Datamonitor
- Company type: Subsidiary
- Industry: Market Intelligence
- Founded: 1989; 37 years ago
- Founder: Mike Danson; Doug Wilson;
- Headquarters: London, United Kingdom
- Area served: Global
- Parent: Citeline
- Website: www.datamonitor.com

= Datamonitor =

Market intelligence company

Datamonitor is an international company providing market intelligence, data analysis, and opinion via a worldwide network of in-house analysts. The company tracks Automotive, Consumer Markets, Energy & Utilities, Financial Services, Logistics & Express, Pharmaceutical & Healthcare, Retail, Technology, Sourcing and Telecommunications markets. Its website claims to have over 6,000 clients, which it helps make strategic and operational decisions. Datamonitor was acquired in 2007 by Informa for £513 million in cash.

== History ==
The company was founded in 1989 by Mike Danson and Doug Wilson, with its first report covering the UK Frozen Food Industry. The company then expanded its coverage to include a number of markets and industries, having secured further business intelligence companies. In 1995, it expanded into the U.S. market by opening an office in New York. In 1999, it opened an office in Frankfurt, Germany, and Hong Kong. In November 2000 Datamonitor went public on the London Stock Exchange.

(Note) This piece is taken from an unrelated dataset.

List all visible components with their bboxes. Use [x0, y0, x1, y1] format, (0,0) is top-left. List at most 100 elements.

In 2007, Datamonitor was acquired by Informa (FTSE: INF) in 2007 for £513 million in cash, a surprisingly large amount considering it was "a multiple of more than seven times Datamonitor’s revenue". In 2011, Informa closed down Datamonitor offices in Hyderabad, India, and Dubai, which had been opened in 2006 and 2007, respectively. In February 2015, parent company Informa wrote down Datamonitor's value of by almost 40%, and Informa CEO Stephen Carter said that it was considering selling "some of the 'consumer forecasting' businesses that were part of the Datamonitor deal".

On 27 July 2015 Progressive Digital Media, a business chaired by Datamonitor founder Mike Danson, announced that it had agreed to acquire Datamonitor Financial, Datamonitor Consumer, MarketLine and Verdict businesses from Informa for a combined cash price of £25m. Datamonitor Healthcare and Datamonitor Energy remained businesses of Informa plc.

In 2022, Informa sold its Pharma Intelligence division, including Datamonitor Healthcare, to Warburg Pincus. The business was renamed Citeline. Later in 2022, Citeline was acquired by Norstella.

==Acquired companies==
- Computerwire (2002)
- Productscan Online (2004)
- eBenchmarkers (2004)
- Butler Research Group (2005)
- Verdict Research (2005)
- Ovum Ltd. (2006)
- Life Science Analytics (2006)
- Brown Wilson Group (2009)
- Packtrack (2010)

Many of the acquired companies continue to have an independent brand presence within Datamonitor.